Im Vergleich zum Vorjahr ist der Zuspruch für die Gemeinschaftswährung in fast allen in die Befragung einbezogenen Euro-Ländern gestiegen, in Deutschland beispielsweise um acht Prozentpunkte. Eine Ausnahme bildet Griechenland: hier wollen nur noch 76 Prozent am Euro festhalten, im Vorjahr waren es noch 81 Prozent. Ebenfalls skeptischer als im vergangenen Jahr äußern sich die Bürger zweier EU-Länder, die den Euro nicht eingeführt haben: 90 Prozent der Polen und 93 Prozent der Schweden wollen ihre nationale Währung behalten. Zuvor waren es noch 84 beziehungsweise 88 Prozent.
 
Nach wie vor kritisch beurteilen die Bürger das Krisenmanagement ihrer Regierungen. 44 Prozent der privaten Finanzentscheider in Deutschland meinen, die Bundesregierung versage bei diesem Thema. Im Jahr zuvor waren es allerdings noch 63 Prozent.
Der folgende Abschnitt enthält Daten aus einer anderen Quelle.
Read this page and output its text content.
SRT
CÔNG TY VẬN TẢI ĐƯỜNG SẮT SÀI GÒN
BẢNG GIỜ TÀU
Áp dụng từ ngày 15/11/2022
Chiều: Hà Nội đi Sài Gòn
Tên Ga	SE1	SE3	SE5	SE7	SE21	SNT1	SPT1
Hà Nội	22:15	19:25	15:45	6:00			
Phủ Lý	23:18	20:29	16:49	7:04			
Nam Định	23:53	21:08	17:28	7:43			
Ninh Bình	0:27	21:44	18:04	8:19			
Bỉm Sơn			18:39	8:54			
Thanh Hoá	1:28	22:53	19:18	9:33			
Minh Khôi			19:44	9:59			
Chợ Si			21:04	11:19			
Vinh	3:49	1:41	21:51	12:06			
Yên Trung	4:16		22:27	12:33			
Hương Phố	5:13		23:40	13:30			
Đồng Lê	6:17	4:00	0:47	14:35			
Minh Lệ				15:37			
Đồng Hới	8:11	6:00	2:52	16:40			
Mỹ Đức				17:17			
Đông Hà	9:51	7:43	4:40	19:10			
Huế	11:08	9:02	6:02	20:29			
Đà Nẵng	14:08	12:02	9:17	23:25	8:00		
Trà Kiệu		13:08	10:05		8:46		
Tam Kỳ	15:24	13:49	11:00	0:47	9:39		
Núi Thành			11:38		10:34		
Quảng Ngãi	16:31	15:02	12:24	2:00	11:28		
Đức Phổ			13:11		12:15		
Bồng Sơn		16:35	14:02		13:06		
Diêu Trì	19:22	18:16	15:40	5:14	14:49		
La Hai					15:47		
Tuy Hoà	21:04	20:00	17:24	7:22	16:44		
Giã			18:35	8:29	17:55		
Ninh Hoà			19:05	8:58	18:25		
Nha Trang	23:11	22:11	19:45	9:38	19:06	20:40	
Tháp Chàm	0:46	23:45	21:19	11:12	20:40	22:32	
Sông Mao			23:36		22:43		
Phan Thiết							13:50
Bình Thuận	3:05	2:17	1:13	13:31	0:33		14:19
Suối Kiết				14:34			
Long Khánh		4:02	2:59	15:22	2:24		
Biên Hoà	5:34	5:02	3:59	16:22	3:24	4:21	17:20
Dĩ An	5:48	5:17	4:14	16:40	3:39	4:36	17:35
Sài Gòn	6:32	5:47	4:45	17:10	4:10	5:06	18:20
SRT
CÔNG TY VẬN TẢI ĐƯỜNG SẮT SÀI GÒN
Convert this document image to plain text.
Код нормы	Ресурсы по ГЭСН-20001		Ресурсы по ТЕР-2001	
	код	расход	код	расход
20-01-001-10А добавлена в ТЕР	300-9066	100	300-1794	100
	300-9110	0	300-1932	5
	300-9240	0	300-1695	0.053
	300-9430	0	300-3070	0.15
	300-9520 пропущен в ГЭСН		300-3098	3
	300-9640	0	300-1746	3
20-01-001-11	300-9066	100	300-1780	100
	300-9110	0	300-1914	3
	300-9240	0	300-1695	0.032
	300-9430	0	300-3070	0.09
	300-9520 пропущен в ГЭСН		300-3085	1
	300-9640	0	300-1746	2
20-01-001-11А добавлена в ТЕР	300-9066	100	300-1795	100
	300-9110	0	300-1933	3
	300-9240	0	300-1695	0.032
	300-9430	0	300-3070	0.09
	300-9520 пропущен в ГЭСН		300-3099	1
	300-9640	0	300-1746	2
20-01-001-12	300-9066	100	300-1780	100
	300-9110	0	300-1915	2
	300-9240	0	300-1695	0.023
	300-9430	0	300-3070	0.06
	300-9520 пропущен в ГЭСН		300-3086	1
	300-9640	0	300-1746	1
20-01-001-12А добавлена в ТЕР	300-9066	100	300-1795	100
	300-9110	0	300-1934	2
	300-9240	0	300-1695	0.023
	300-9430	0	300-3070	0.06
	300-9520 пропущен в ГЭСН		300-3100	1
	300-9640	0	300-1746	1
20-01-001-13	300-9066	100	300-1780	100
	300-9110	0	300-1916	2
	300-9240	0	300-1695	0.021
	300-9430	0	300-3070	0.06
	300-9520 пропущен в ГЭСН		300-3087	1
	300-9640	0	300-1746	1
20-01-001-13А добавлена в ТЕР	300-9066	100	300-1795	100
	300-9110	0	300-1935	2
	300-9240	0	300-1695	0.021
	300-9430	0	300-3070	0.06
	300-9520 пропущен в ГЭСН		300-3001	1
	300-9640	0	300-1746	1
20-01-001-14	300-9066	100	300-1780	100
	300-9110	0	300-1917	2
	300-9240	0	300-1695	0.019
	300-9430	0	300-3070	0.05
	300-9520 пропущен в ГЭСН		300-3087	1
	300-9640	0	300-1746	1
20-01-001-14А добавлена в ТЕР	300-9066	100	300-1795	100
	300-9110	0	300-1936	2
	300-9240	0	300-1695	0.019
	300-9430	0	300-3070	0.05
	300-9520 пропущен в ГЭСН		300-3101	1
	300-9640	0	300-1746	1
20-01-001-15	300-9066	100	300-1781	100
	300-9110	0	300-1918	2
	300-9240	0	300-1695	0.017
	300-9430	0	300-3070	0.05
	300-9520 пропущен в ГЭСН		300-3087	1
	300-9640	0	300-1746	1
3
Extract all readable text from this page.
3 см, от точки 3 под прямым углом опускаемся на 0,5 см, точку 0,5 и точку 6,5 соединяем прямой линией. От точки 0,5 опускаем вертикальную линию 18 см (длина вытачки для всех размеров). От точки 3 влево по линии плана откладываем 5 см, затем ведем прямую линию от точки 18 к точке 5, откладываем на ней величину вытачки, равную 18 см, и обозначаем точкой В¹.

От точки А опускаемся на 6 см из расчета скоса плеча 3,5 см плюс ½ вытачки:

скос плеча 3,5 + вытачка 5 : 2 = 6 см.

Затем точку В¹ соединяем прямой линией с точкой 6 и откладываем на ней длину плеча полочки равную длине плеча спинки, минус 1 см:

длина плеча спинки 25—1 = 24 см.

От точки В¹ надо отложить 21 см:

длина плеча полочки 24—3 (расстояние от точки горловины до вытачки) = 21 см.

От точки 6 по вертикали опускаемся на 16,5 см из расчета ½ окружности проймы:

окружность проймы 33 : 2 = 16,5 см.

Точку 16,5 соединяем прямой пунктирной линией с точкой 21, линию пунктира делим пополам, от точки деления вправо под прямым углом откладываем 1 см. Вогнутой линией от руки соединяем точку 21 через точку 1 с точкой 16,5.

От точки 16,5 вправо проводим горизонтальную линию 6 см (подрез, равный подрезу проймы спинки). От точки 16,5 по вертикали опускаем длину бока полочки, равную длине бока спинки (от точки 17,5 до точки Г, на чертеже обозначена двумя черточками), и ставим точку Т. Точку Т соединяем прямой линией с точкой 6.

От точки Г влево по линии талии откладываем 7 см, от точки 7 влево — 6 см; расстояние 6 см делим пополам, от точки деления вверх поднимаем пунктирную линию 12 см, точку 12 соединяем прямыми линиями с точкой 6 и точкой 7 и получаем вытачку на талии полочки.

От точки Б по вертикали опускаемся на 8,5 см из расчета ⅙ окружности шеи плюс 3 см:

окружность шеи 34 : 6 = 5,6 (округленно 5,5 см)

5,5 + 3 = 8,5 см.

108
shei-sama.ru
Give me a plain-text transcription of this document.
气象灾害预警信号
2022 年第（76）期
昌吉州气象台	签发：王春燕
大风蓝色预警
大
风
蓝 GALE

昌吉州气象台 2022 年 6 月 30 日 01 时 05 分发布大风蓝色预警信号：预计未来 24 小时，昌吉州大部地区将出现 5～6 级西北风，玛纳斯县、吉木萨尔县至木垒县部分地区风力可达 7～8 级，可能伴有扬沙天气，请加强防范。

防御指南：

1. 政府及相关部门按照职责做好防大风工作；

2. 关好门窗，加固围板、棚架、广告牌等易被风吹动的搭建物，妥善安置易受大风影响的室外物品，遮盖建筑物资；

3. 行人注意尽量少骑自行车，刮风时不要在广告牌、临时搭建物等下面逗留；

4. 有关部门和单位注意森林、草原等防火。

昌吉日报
Die Zustimmung zur Handhabe der Krise ist dementsprechend von 8 auf 17 Prozent gestiegen, 39 Prozent zeigen sich unentschieden. Signifikant verbessert hat sich die Zustimmung für die italienische Regierung: Gaben letztes Jahr noch 75 Prozent der italienischen Privatanlager ihrer Regierung schlechte Noten im Umgang mit der Krise, so sind es heute zur noch 55 Prozent. Kritischer als zuvor äußern sich die Polen: etwas mehr als die Hälfte bemängelt den Umgang ihrer Regierung mit der Krise.
 
Einige Unterschiede gibt es zwischen den tatsächlich gewählten und den für attraktiv erachteten Finanzanlagen: So geben nur 5 Prozent der Anleger in Deutschland an, in Gold investiert zu haben. 39 Prozent halten das aber für interessant. Mit einer privaten Rentenversicherung fürs Alter vorgesorgt haben 20 Prozent der Befragten, obwohl 31 Prozent diese Anlageform für attraktiv halten. Die Rangliste der tatsächlich gewählten Sparmöglichkeiten führt in Deutschland wie in den Jahren zuvor das Eigenheim an (45 Prozent), gefolgt vom Sparbuch (43 Prozent). Bei den attraktiven Investmentformen liegt das Sparbuch mit 19 Prozent allerdings nur auf Platz zehn. An der Spitze liegt dagegen auch auf der Attraktivitätsliste das eigene Haus beziehungsweise die Eigentumswohnung: 79 Prozent der deutschen Sparer und Privatanleger halten eine eigene Immobilie für die attraktivste Wertanlage.
 

Das GfK-Investmentbarometer liefert Daten zum Verhalten von Privatanlegern in Europa und den USA. Dafür wurden im Oktober und November 2012 in den Ländern Deutschland, Frankreich, Griechenland, Großbritannien, Italien, Niederlande, Polen, Portugal, Schweden, Spanien und den USA über 11.000 private Finanzentscheider über 14 Jahre befragt.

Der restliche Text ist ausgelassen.